Instrumentation and methods
The global positioning system (GPS) receivers, used to locate and navigate agricultural
vehicles within a field, have become the most common sensor in precision agriculture. In
addition to having the capability to determine geographic coordinates (latitude and longitude),
high-accuracy GPS receivers allow measurement of altitude (elevation) and the data
can be used to calculate slope, aspect and other parameters relevant to the landscape.
When a GPS receiver and a data logger are used to record the position of each soil sample
or measurement, a map can be generated and processed along with other layers of spatially
variable information. This method is frequently called a “map-based” approach. On the
other hand, some soil sensors may be used to vary application rates in response to sensor
output in real time without a GPS receiver (Morgan and Ess, 1997).
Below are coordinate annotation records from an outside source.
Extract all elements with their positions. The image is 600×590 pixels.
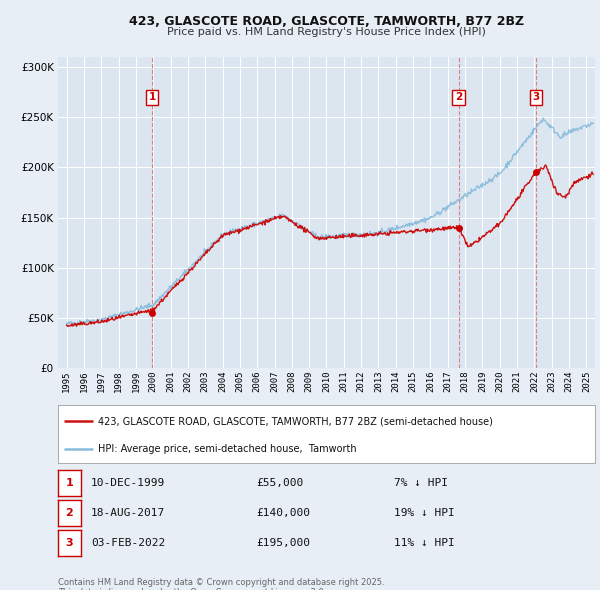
- Text: £140,000: £140,000: [256, 508, 310, 518]
- Text: HPI: Average price, semi-detached house,  Tamworth: HPI: Average price, semi-detached house,…: [98, 444, 357, 454]
- Text: 18-AUG-2017: 18-AUG-2017: [91, 508, 165, 518]
- Text: 1: 1: [65, 478, 73, 488]
- Text: 1: 1: [149, 92, 156, 102]
- Text: 2: 2: [65, 508, 73, 518]
- Text: Contains HM Land Registry data © Crown copyright and database right 2025.
This d: Contains HM Land Registry data © Crown c…: [58, 578, 385, 590]
- Text: £195,000: £195,000: [256, 538, 310, 548]
- Text: 3: 3: [532, 92, 539, 102]
- Text: 423, GLASCOTE ROAD, GLASCOTE, TAMWORTH, B77 2BZ (semi-detached house): 423, GLASCOTE ROAD, GLASCOTE, TAMWORTH, …: [98, 416, 493, 426]
- Text: £55,000: £55,000: [256, 478, 303, 488]
- Text: 423, GLASCOTE ROAD, GLASCOTE, TAMWORTH, B77 2BZ: 423, GLASCOTE ROAD, GLASCOTE, TAMWORTH, …: [129, 15, 524, 28]
- Text: 11% ↓ HPI: 11% ↓ HPI: [394, 538, 455, 548]
- Text: Price paid vs. HM Land Registry's House Price Index (HPI): Price paid vs. HM Land Registry's House …: [167, 27, 486, 37]
- Text: 2: 2: [455, 92, 462, 102]
- Text: 19% ↓ HPI: 19% ↓ HPI: [394, 508, 455, 518]
- Text: 7% ↓ HPI: 7% ↓ HPI: [394, 478, 448, 488]
- Text: 10-DEC-1999: 10-DEC-1999: [91, 478, 165, 488]
- Text: 3: 3: [65, 538, 73, 548]
- Text: 03-FEB-2022: 03-FEB-2022: [91, 538, 165, 548]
Therefore, on-the-go
soil sensors can be a part of either “map-based” or “real-time” systems.
Mechanical sensors
Electrical, electromagnetic, optical and radiometric soil sensors provide capability to
evaluate variability of soil physical composition while traveling across the field. However, a
mechanical characteristic of soil such as soil strength (usually assessed through measuring
mechanical resistance) may provide additional useful information about soil conditions
(e.g., compaction). Regions of high mechanical resistance in the soil may arise naturally,
be caused by compaction from heavy farm machinery, or by the formation of plow pans.
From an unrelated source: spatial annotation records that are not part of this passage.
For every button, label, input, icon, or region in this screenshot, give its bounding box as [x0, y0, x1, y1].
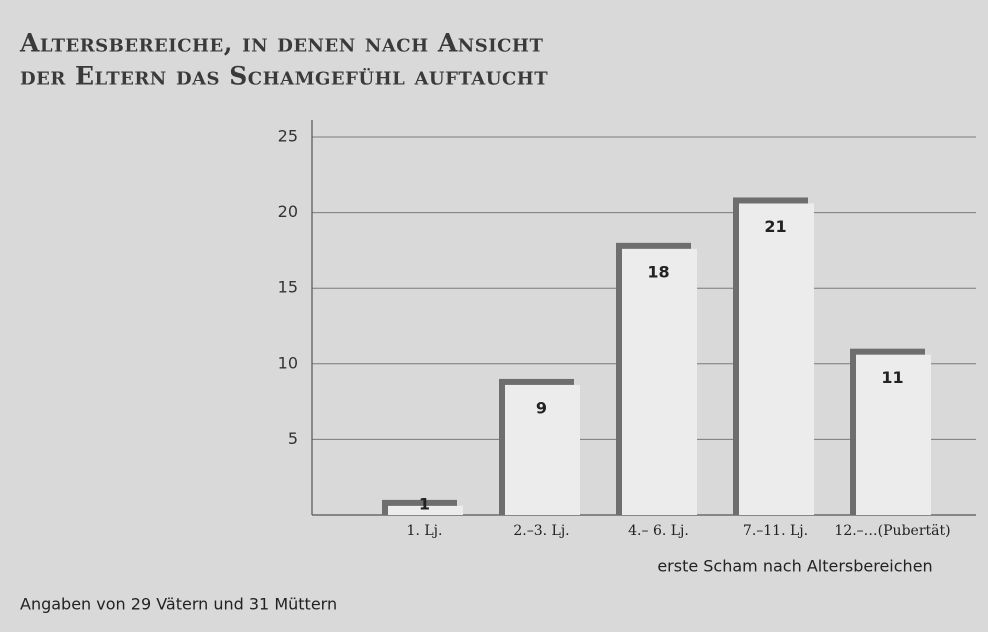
bar: [739, 203, 814, 516]
y-tick-label: 5: [288, 429, 298, 448]
value-label: 1: [419, 495, 430, 514]
footnote: Angaben von 29 Vätern und 31 Müttern: [20, 595, 337, 614]
x-tick-label: 4.– 6. Lj.: [628, 523, 689, 539]
chart-title: Altersbereiche, in denen nach Ansicht: [19, 29, 543, 58]
y-tick-label: 25: [278, 127, 298, 146]
bar: [505, 384, 580, 515]
y-tick-label: 15: [278, 278, 298, 297]
y-tick-label: 10: [278, 353, 298, 372]
bar: [856, 354, 931, 515]
x-tick-label: 1. Lj.: [407, 523, 443, 539]
bar: [388, 505, 463, 515]
value-label: 18: [647, 262, 669, 281]
x-axis-label: erste Scham nach Altersbereichen: [657, 557, 932, 576]
chart-title: der Eltern das Schamgefühl auftaucht: [20, 62, 548, 91]
x-tick-label: 7.–11. Lj.: [743, 523, 808, 539]
x-tick-label: 12.–…(Pubertät): [834, 523, 950, 539]
bar: [622, 248, 697, 515]
value-label: 21: [764, 217, 786, 236]
x-tick-label: 2.–3. Lj.: [513, 523, 569, 539]
value-label: 9: [536, 398, 547, 417]
value-label: 11: [881, 368, 903, 387]
y-tick-label: 20: [278, 202, 298, 221]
In each case, soil particles are positioned closer to each other, and the process is referred
to as compaction. Compacted soils reduce growth rates of crop roots and thus limit the
availability of water and nutrients to the plant (Upadhyaya et al., 1999).
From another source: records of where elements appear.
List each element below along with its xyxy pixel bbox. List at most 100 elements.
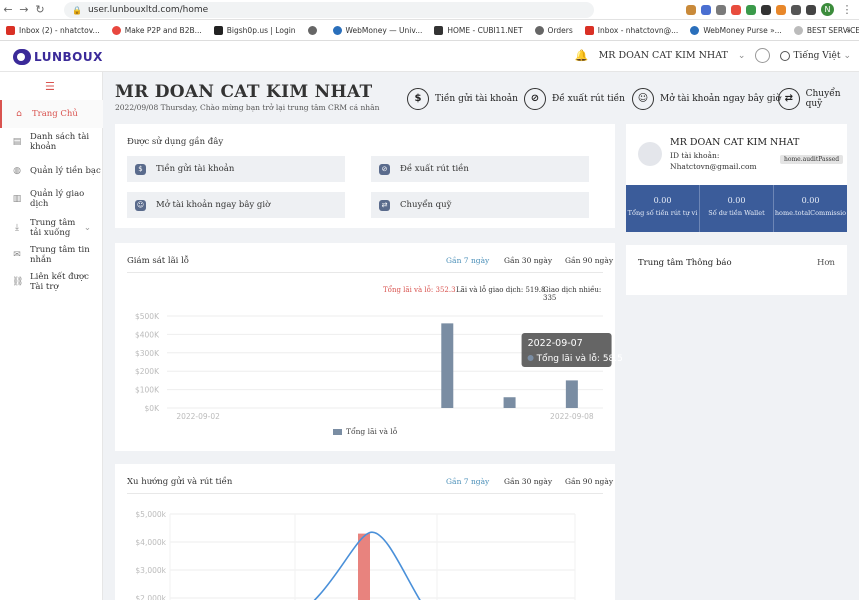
trend-range-90d[interactable]: Gần 90 ngày xyxy=(565,477,614,486)
menu-toggle-icon[interactable]: ☰ xyxy=(45,80,55,93)
extension-blue-icon[interactable] xyxy=(701,4,711,15)
extension-red-icon[interactable] xyxy=(731,4,741,15)
y-tick-label: $4,000k xyxy=(135,538,166,547)
quick-withdraw-button[interactable]: ⊘ Đề xuất rút tiền xyxy=(524,88,625,110)
legend-label: Tổng lãi và lỗ xyxy=(346,427,398,436)
pnl-summary-total: Tổng lãi và lỗ: 352.3 xyxy=(383,286,456,294)
recent-open-account-button[interactable]: ☺ Mở tài khoản ngay bây giờ xyxy=(127,192,345,218)
header-user-name[interactable]: MR DOAN CAT KIM NHAT xyxy=(598,50,728,61)
bookmark-item[interactable]: Inbox (2) - nhatctov... xyxy=(6,25,100,35)
bookmark-item[interactable]: Inbox - nhatctovn@... xyxy=(584,25,678,35)
link-icon: ⛓ xyxy=(12,277,24,287)
pnl-legend[interactable]: Tổng lãi và lỗ xyxy=(333,427,397,436)
page-title: MR DOAN CAT KIM NHAT xyxy=(115,82,373,102)
sidebar-item-home[interactable]: ⌂ Trang Chủ xyxy=(0,100,103,128)
sidebar-item-sponsored-links[interactable]: ⛓ Liên kết được Tài trợ xyxy=(0,270,103,294)
chevron-down-icon[interactable]: ⌄ xyxy=(737,50,746,61)
bookmark-label: WebMoney — Univ... xyxy=(345,25,423,35)
globe-icon xyxy=(780,50,791,61)
bookmarks-more[interactable]: » xyxy=(846,25,851,35)
extension-green-icon[interactable] xyxy=(746,4,756,15)
quick-action-label: Tiền gửi tài khoản xyxy=(435,94,518,104)
bookmark-item[interactable]: Bigsh0p.us | Login xyxy=(213,25,296,35)
sidebar-item-label: Quản lý tiền bạc xyxy=(30,166,101,176)
app-header: LUNBOUX 🔔 MR DOAN CAT KIM NHAT ⌄ Tiếng V… xyxy=(0,41,859,72)
language-selector[interactable]: Tiếng Việt ⌄ xyxy=(780,50,851,61)
stat-label: Số dư tiền Wallet xyxy=(708,209,765,217)
divider xyxy=(127,493,603,494)
notice-card: Trung tâm Thông báo Hơn xyxy=(626,245,847,295)
extension-fox-icon[interactable] xyxy=(776,4,786,15)
pnl-range-90d[interactable]: Gần 90 ngày xyxy=(565,256,614,265)
reload-icon[interactable]: ↻ xyxy=(35,3,45,16)
user-avatar-icon[interactable] xyxy=(755,48,771,63)
tooltip-value: Tổng lãi và lỗ: 58.5 xyxy=(536,353,623,364)
y-tick-label: $500K xyxy=(135,312,160,321)
browser-menu-icon[interactable]: ⋮ xyxy=(841,3,853,16)
pnl-card: Giám sát lãi lỗ Gần 7 ngày Gần 30 ngày G… xyxy=(115,243,623,451)
sidepanel-icon[interactable] xyxy=(806,4,816,15)
status-badge: home.auditPassed xyxy=(780,155,844,164)
pnl-range-7d[interactable]: Gần 7 ngày xyxy=(446,256,490,265)
star-icon xyxy=(793,25,803,35)
profile-card: MR DOAN CAT KIM NHAT ID tài khoản: Nhatc… xyxy=(626,124,847,232)
bookmark-item[interactable]: WebMoney — Univ... xyxy=(332,25,423,35)
bookmark-label: Orders xyxy=(547,25,573,35)
avatar xyxy=(638,142,662,166)
bookmark-item[interactable]: Orders xyxy=(534,25,573,35)
quick-transfer-button[interactable]: ⇄ Chuyển quỹ xyxy=(778,88,859,110)
sidebar-item-label: Trung tâm tin nhắn xyxy=(30,245,90,265)
bookmark-item[interactable]: BEST SERVICE CHE... xyxy=(793,25,859,35)
pnl-range-30d[interactable]: Gần 30 ngày xyxy=(504,256,553,265)
forward-icon[interactable]: → xyxy=(19,3,29,16)
pnl-summary-count: Giao dịch nhiều: 335 xyxy=(543,286,602,302)
bookmark-label: Make P2P and B2B... xyxy=(124,25,202,35)
tooltip-date: 2022-09-07 xyxy=(528,338,583,349)
sidebar-item-label: Trung tâm tải xuống xyxy=(30,218,76,238)
user-icon: ☺ xyxy=(632,88,654,110)
gmail-icon xyxy=(584,25,594,35)
account-list-icon: ▤ xyxy=(12,137,22,147)
bookmarks-bar: Inbox (2) - nhatctov... Make P2P and B2B… xyxy=(0,20,859,41)
quick-deposit-button[interactable]: $ Tiền gửi tài khoản xyxy=(407,88,518,110)
globe-icon xyxy=(534,25,544,35)
sidebar-item-downloads[interactable]: ⤓ Trung tâm tải xuống ⌄ xyxy=(0,216,103,240)
trend-range-30d[interactable]: Gần 30 ngày xyxy=(504,477,553,486)
globe-icon xyxy=(307,25,317,35)
y-tick-label: $2,000k xyxy=(135,594,166,600)
user-icon: ☺ xyxy=(135,199,146,211)
trend-card: Xu hướng gửi và rút tiền Gần 7 ngày Gần … xyxy=(115,464,615,600)
notice-more-link[interactable]: Hơn xyxy=(816,258,835,268)
bookmark-item[interactable]: WebMoney Purse »... xyxy=(690,25,782,35)
transfer-icon: ⇄ xyxy=(778,88,800,110)
trend-title: Xu hướng gửi và rút tiền xyxy=(127,477,233,487)
legend-swatch xyxy=(333,428,342,435)
browser-profile-avatar[interactable]: N xyxy=(821,3,834,16)
extension-cookie-icon[interactable] xyxy=(686,4,696,15)
recent-transfer-button[interactable]: ⇄ Chuyển quỹ xyxy=(371,192,589,218)
bookmark-item[interactable]: HOME - CUBI11.NET xyxy=(434,25,523,35)
bookmark-item[interactable]: Make P2P and B2B... xyxy=(111,25,202,35)
bar xyxy=(358,533,370,600)
extension-gray-icon[interactable] xyxy=(716,4,726,15)
sidebar-item-accounts[interactable]: ▤ Danh sách tài khoản xyxy=(0,130,103,154)
sidebar-item-money[interactable]: ◍ Quản lý tiền bạc xyxy=(0,162,103,180)
quick-open-account-button[interactable]: ☺ Mở tài khoản ngay bây giờ xyxy=(632,88,781,110)
profile-email: Nhatctovn@gmail.com xyxy=(670,162,757,171)
bell-icon[interactable]: 🔔 xyxy=(574,49,589,62)
back-icon[interactable]: ← xyxy=(3,3,13,16)
recent-deposit-button[interactable]: $ Tiền gửi tài khoản xyxy=(127,156,345,182)
trend-range-7d[interactable]: Gần 7 ngày xyxy=(446,477,490,486)
sidebar-item-label: Trang Chủ xyxy=(32,109,78,119)
address-bar[interactable]: 🔒 user.lunbouxltd.com/home xyxy=(64,2,594,18)
sidebar-item-messages[interactable]: ✉ Trung tâm tin nhắn xyxy=(0,245,103,265)
logo[interactable]: LUNBOUX xyxy=(13,49,103,65)
extensions-puzzle-icon[interactable] xyxy=(791,4,801,15)
extension-qr-icon[interactable] xyxy=(761,4,771,15)
bookmark-item[interactable] xyxy=(307,25,321,35)
sidebar-item-transactions[interactable]: ▥ Quản lý giao dịch xyxy=(0,189,103,209)
notice-title: Trung tâm Thông báo xyxy=(638,258,732,268)
recent-withdraw-button[interactable]: ⊘ Đề xuất rút tiền xyxy=(371,156,589,182)
money-icon: ◍ xyxy=(13,166,21,176)
stat-wallet-balance: 0.00 Số dư tiền Wallet xyxy=(700,185,774,232)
A standard vertical cone penetrometer is frequently used to measure soil resistance to
penetration (ASAE, 2002), which is believed to be a representation of soil compaction.
Even when automated, cone penetrometer measurements are typically time consuming and
the results are highly variable. To overcome these problems, a number of prototype systems
have been developed for on-the-go sensing of soil mechanical resistance.
Strain gauges and load cells provide a very convenient way of measuring forces acting
on tillage tools. They are relatively inexpensive, very robust (i.e. can withstand harsh field
environments), and are easily interfaced to a data acquisition system, thus making them
ideal for real-time applications. Load cells are routinely used to measure draft, vertical
load, side force, and moments acting on tillage implements. For example, in a study conducted
by Glancey et al. (1996), a tillage implement was calibrated using a three-point hitch
dynamometer in different soil conditions and at different speeds.